Auditionné sur le traitement judiciaire de l’inceste parental, Gérald Darmanin a reconnu les graves failles du système français et ouvert la porte à plusieurs évolutions réclamées par les associations.
Face aux députés de la commission d’enquête sur le traitement judiciaire de l’inceste parental, Gérald Darmanin a dressé mercredi 13 mai un constat sévère sur la manière dont la justice française traite les enfants victimes et les parents qui dénoncent des violences incestueuses.

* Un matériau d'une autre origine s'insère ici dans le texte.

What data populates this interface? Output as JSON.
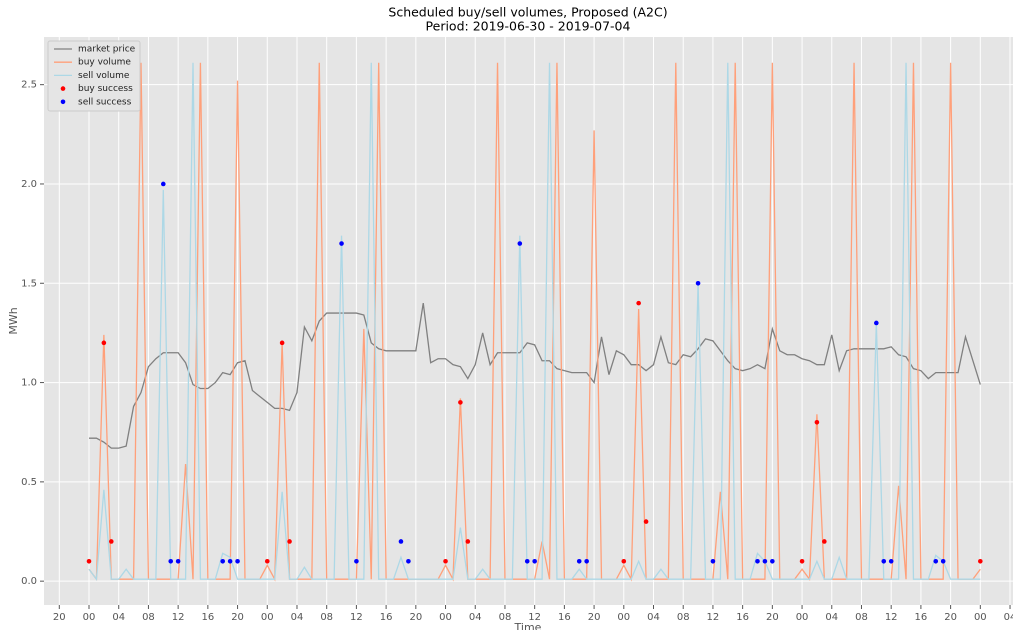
{
  "chart_data": {
    "type": "line",
    "title": "Scheduled buy/sell volumes, Proposed (A2C)",
    "subtitle": "Period: 2019-06-30 - 2019-07-04",
    "xlabel": "Time",
    "ylabel": "MWh",
    "grid": true,
    "legend": "upper left",
    "xlim": [
      -6.06,
      124.4
    ],
    "ylim": [
      -0.12,
      2.74
    ],
    "yticks": [
      {
        "value": 0,
        "label": "0.0"
      },
      {
        "value": 0.5,
        "label": "0.5"
      },
      {
        "value": 1,
        "label": "1.0"
      },
      {
        "value": 1.5,
        "label": "1.5"
      },
      {
        "value": 2,
        "label": "2.0"
      },
      {
        "value": 2.5,
        "label": "2.5"
      }
    ],
    "xticks": [
      {
        "value": -4,
        "label": "20"
      },
      {
        "value": 0,
        "label": "00"
      },
      {
        "value": 4,
        "label": "04"
      },
      {
        "value": 8,
        "label": "08"
      },
      {
        "value": 12,
        "label": "12"
      },
      {
        "value": 16,
        "label": "16"
      },
      {
        "value": 20,
        "label": "20"
      },
      {
        "value": 24,
        "label": "00"
      },
      {
        "value": 28,
        "label": "04"
      },
      {
        "value": 32,
        "label": "08"
      },
      {
        "value": 36,
        "label": "12"
      },
      {
        "value": 40,
        "label": "16"
      },
      {
        "value": 44,
        "label": "20"
      },
      {
        "value": 48,
        "label": "00"
      },
      {
        "value": 52,
        "label": "04"
      },
      {
        "value": 56,
        "label": "08"
      },
      {
        "value": 60,
        "label": "12"
      },
      {
        "value": 64,
        "label": "16"
      },
      {
        "value": 68,
        "label": "20"
      },
      {
        "value": 72,
        "label": "00"
      },
      {
        "value": 76,
        "label": "04"
      },
      {
        "value": 80,
        "label": "08"
      },
      {
        "value": 84,
        "label": "12"
      },
      {
        "value": 88,
        "label": "16"
      },
      {
        "value": 92,
        "label": "20"
      },
      {
        "value": 96,
        "label": "00"
      },
      {
        "value": 100,
        "label": "04"
      },
      {
        "value": 104,
        "label": "08"
      },
      {
        "value": 108,
        "label": "12"
      },
      {
        "value": 112,
        "label": "16"
      },
      {
        "value": 116,
        "label": "20"
      },
      {
        "value": 120,
        "label": "00"
      },
      {
        "value": 124,
        "label": "04"
      }
    ],
    "x": [
      0,
      1,
      2,
      3,
      4,
      5,
      6,
      7,
      8,
      9,
      10,
      11,
      12,
      13,
      14,
      15,
      16,
      17,
      18,
      19,
      20,
      21,
      22,
      23,
      24,
      25,
      26,
      27,
      28,
      29,
      30,
      31,
      32,
      33,
      34,
      35,
      36,
      37,
      38,
      39,
      40,
      41,
      42,
      43,
      44,
      45,
      46,
      47,
      48,
      49,
      50,
      51,
      52,
      53,
      54,
      55,
      56,
      57,
      58,
      59,
      60,
      61,
      62,
      63,
      64,
      65,
      66,
      67,
      68,
      69,
      70,
      71,
      72,
      73,
      74,
      75,
      76,
      77,
      78,
      79,
      80,
      81,
      82,
      83,
      84,
      85,
      86,
      87,
      88,
      89,
      90,
      91,
      92,
      93,
      94,
      95,
      96,
      97,
      98,
      99,
      100,
      101,
      102,
      103,
      104,
      105,
      106,
      107,
      108,
      109,
      110,
      111,
      112,
      113,
      114,
      115,
      116,
      117,
      118,
      119,
      120
    ],
    "series": [
      {
        "name": "market price",
        "type": "line",
        "color": "#808080",
        "values": [
          0.72,
          0.72,
          0.7,
          0.67,
          0.67,
          0.68,
          0.88,
          0.95,
          1.08,
          1.12,
          1.15,
          1.15,
          1.15,
          1.1,
          0.99,
          0.97,
          0.97,
          1.0,
          1.05,
          1.04,
          1.1,
          1.11,
          0.96,
          0.93,
          0.9,
          0.87,
          0.87,
          0.86,
          0.95,
          1.28,
          1.21,
          1.31,
          1.35,
          1.35,
          1.35,
          1.35,
          1.35,
          1.34,
          1.2,
          1.17,
          1.16,
          1.16,
          1.16,
          1.16,
          1.16,
          1.4,
          1.1,
          1.12,
          1.12,
          1.09,
          1.08,
          1.02,
          1.09,
          1.25,
          1.09,
          1.15,
          1.15,
          1.15,
          1.15,
          1.2,
          1.19,
          1.11,
          1.11,
          1.07,
          1.06,
          1.05,
          1.05,
          1.05,
          1.0,
          1.23,
          1.04,
          1.16,
          1.14,
          1.09,
          1.09,
          1.06,
          1.09,
          1.23,
          1.1,
          1.09,
          1.14,
          1.13,
          1.17,
          1.22,
          1.21,
          1.16,
          1.11,
          1.07,
          1.06,
          1.07,
          1.09,
          1.07,
          1.27,
          1.16,
          1.14,
          1.14,
          1.12,
          1.11,
          1.09,
          1.09,
          1.24,
          1.06,
          1.16,
          1.17,
          1.17,
          1.17,
          1.17,
          1.17,
          1.18,
          1.14,
          1.13,
          1.07,
          1.06,
          1.02,
          1.05,
          1.05,
          1.05,
          1.05,
          1.23,
          1.11,
          0.99
        ]
      },
      {
        "name": "buy volume",
        "type": "line",
        "color": "#ffa07a",
        "values": [
          0.06,
          0.01,
          1.24,
          0.01,
          0.01,
          0.01,
          0.01,
          2.61,
          0.01,
          0.01,
          0.01,
          0.01,
          0.01,
          0.59,
          0.01,
          2.61,
          0.01,
          0.01,
          0.01,
          0.01,
          2.52,
          0.01,
          0.01,
          0.01,
          0.08,
          0.01,
          1.2,
          0.01,
          0.01,
          0.01,
          0.01,
          2.61,
          0.01,
          0.01,
          0.01,
          0.01,
          0.01,
          1.27,
          0.01,
          2.61,
          0.01,
          0.01,
          0.01,
          0.01,
          0.01,
          0.01,
          0.01,
          0.01,
          0.08,
          0.01,
          0.92,
          0.01,
          0.01,
          0.01,
          0.01,
          2.61,
          0.01,
          0.01,
          0.01,
          0.01,
          0.01,
          0.2,
          0.01,
          2.61,
          0.01,
          0.01,
          0.01,
          0.01,
          2.27,
          0.01,
          0.01,
          0.01,
          0.08,
          0.01,
          1.37,
          0.01,
          0.01,
          0.01,
          0.01,
          2.61,
          0.01,
          0.01,
          0.01,
          0.01,
          0.01,
          0.45,
          0.01,
          2.61,
          0.01,
          0.01,
          0.01,
          0.01,
          2.61,
          0.01,
          0.01,
          0.01,
          0.06,
          0.01,
          0.84,
          0.01,
          0.01,
          0.01,
          0.01,
          2.61,
          0.01,
          0.01,
          0.01,
          0.01,
          0.01,
          0.48,
          0.01,
          2.61,
          0.01,
          0.01,
          0.01,
          0.01,
          2.61,
          0.01,
          0.01,
          0.01,
          0.06
        ]
      },
      {
        "name": "sell volume",
        "type": "line",
        "color": "#add8e6",
        "values": [
          0.06,
          0.01,
          0.46,
          0.01,
          0.01,
          0.06,
          0.01,
          0.01,
          0.01,
          0.01,
          1.97,
          0.01,
          0.01,
          0.01,
          2.61,
          0.01,
          0.01,
          0.01,
          0.14,
          0.12,
          0.01,
          0.01,
          0.01,
          0.01,
          0.01,
          0.01,
          0.45,
          0.01,
          0.01,
          0.07,
          0.01,
          0.01,
          0.01,
          0.01,
          1.74,
          0.01,
          0.01,
          0.01,
          2.61,
          0.01,
          0.01,
          0.01,
          0.12,
          0.01,
          0.01,
          0.01,
          0.01,
          0.01,
          0.01,
          0.01,
          0.27,
          0.01,
          0.01,
          0.06,
          0.01,
          0.01,
          0.01,
          0.01,
          1.74,
          0.01,
          0.01,
          0.01,
          2.61,
          0.01,
          0.01,
          0.01,
          0.06,
          0.01,
          0.01,
          0.01,
          0.01,
          0.01,
          0.01,
          0.01,
          0.1,
          0.01,
          0.01,
          0.06,
          0.01,
          0.01,
          0.01,
          0.01,
          1.5,
          0.01,
          0.01,
          0.01,
          2.61,
          0.01,
          0.01,
          0.01,
          0.14,
          0.1,
          0.01,
          0.01,
          0.01,
          0.01,
          0.01,
          0.01,
          0.1,
          0.01,
          0.01,
          0.12,
          0.01,
          0.01,
          0.01,
          0.01,
          1.3,
          0.01,
          0.01,
          0.01,
          2.61,
          0.01,
          0.01,
          0.01,
          0.13,
          0.1,
          0.01,
          0.01,
          0.01,
          0.01,
          0.01
        ]
      },
      {
        "name": "buy success",
        "type": "scatter",
        "color": "#ff0000",
        "x": [
          0,
          2,
          3,
          24,
          26,
          27,
          48,
          50,
          51,
          72,
          74,
          75,
          96,
          98,
          99,
          120
        ],
        "values": [
          0.1,
          1.2,
          0.2,
          0.1,
          1.2,
          0.2,
          0.1,
          0.9,
          0.2,
          0.1,
          1.4,
          0.3,
          0.1,
          0.8,
          0.2,
          0.1
        ]
      },
      {
        "name": "sell success",
        "type": "scatter",
        "color": "#0000ff",
        "x": [
          10,
          11,
          12,
          18,
          19,
          20,
          34,
          36,
          42,
          43,
          58,
          59,
          60,
          66,
          67,
          82,
          84,
          90,
          91,
          92,
          106,
          107,
          108,
          114,
          115
        ],
        "values": [
          2.0,
          0.1,
          0.1,
          0.1,
          0.1,
          0.1,
          1.7,
          0.1,
          0.2,
          0.1,
          1.7,
          0.1,
          0.1,
          0.1,
          0.1,
          1.5,
          0.1,
          0.1,
          0.1,
          0.1,
          1.3,
          0.1,
          0.1,
          0.1,
          0.1
        ]
      }
    ]
  }
}
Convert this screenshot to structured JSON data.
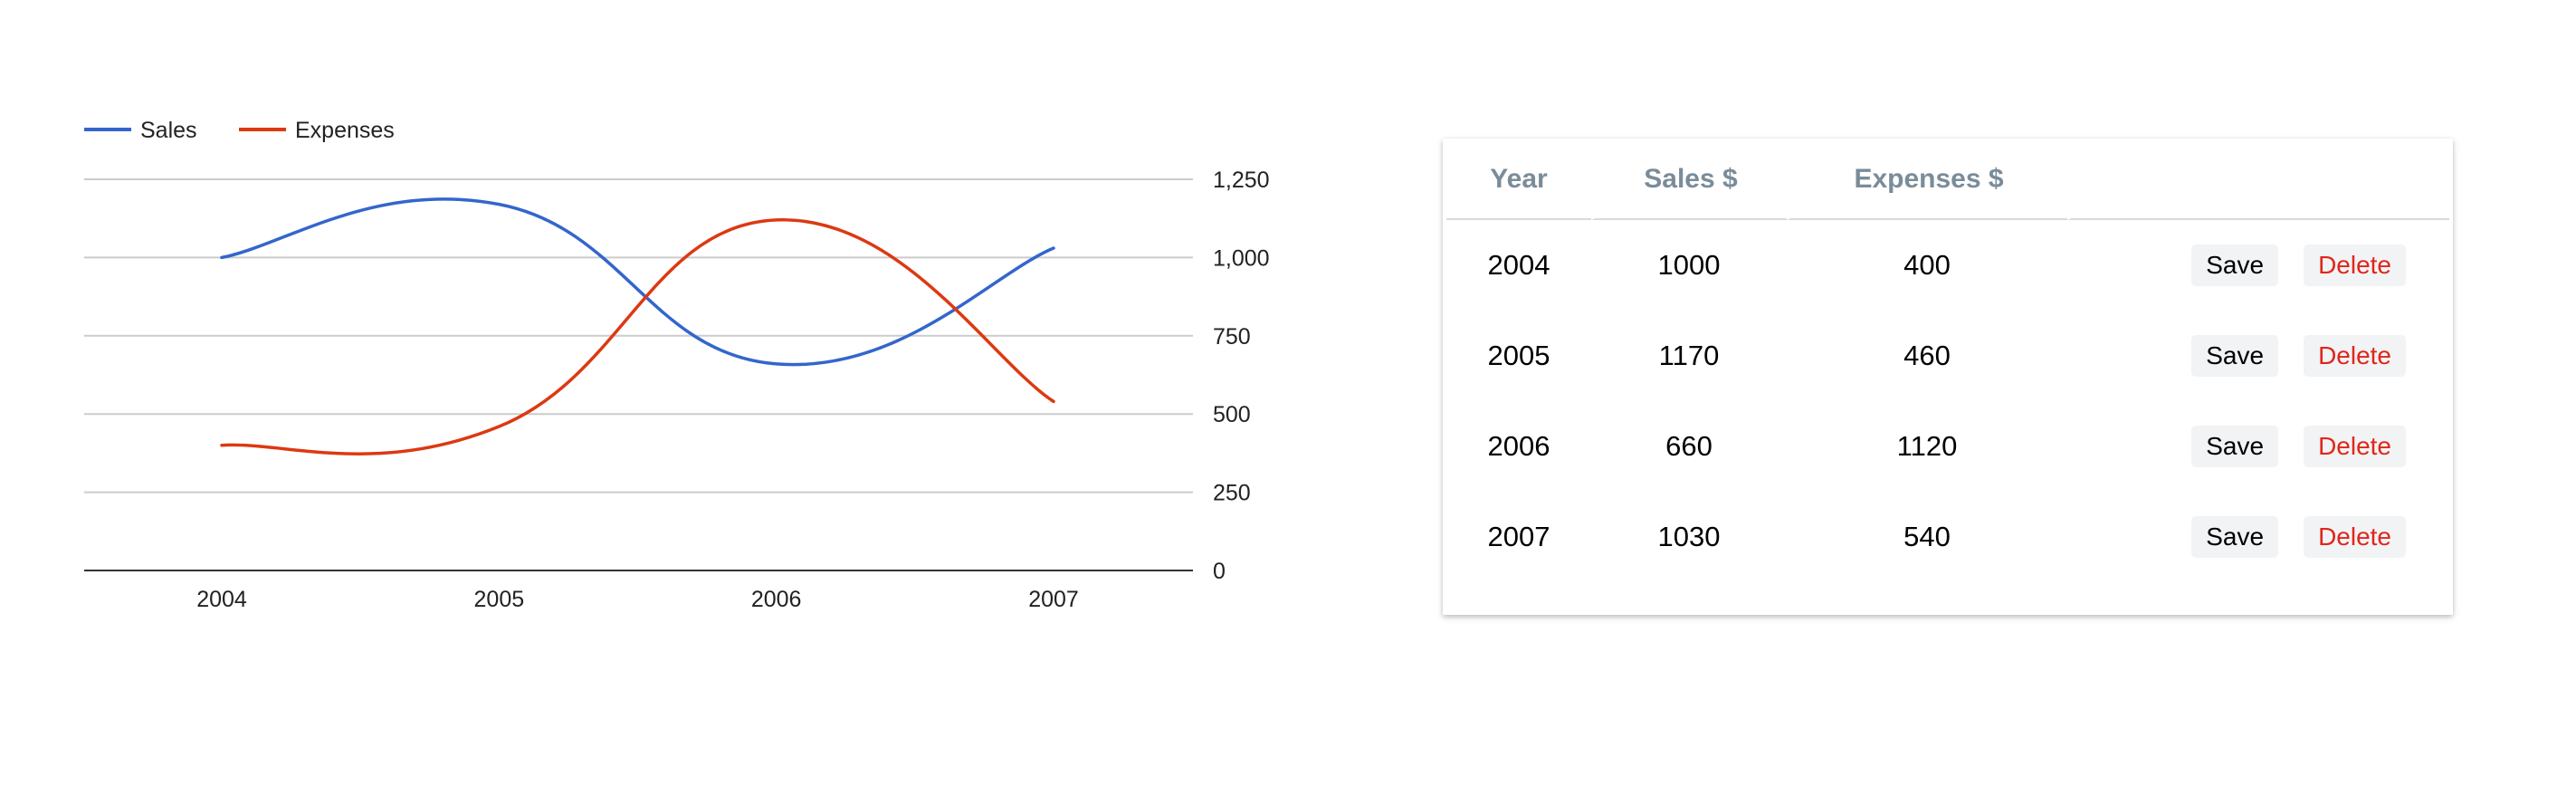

« La façon dont nous protégeons les victimes de manière générale […] est une défaillance grave de notre système. » Le ministre de la Justice a évoqué un système « à plusieurs égards scandaleux » et « délirant » par ses lenteurs, ses répétitions et les « traumatismes secondaires » infligés aux mineurs. « Si on doit faire des choix de politique publique, il faut peut-être prendre une bretelle d’autoroute un peu à part pour les enfants », a-t-il lancé devant les parlementaires.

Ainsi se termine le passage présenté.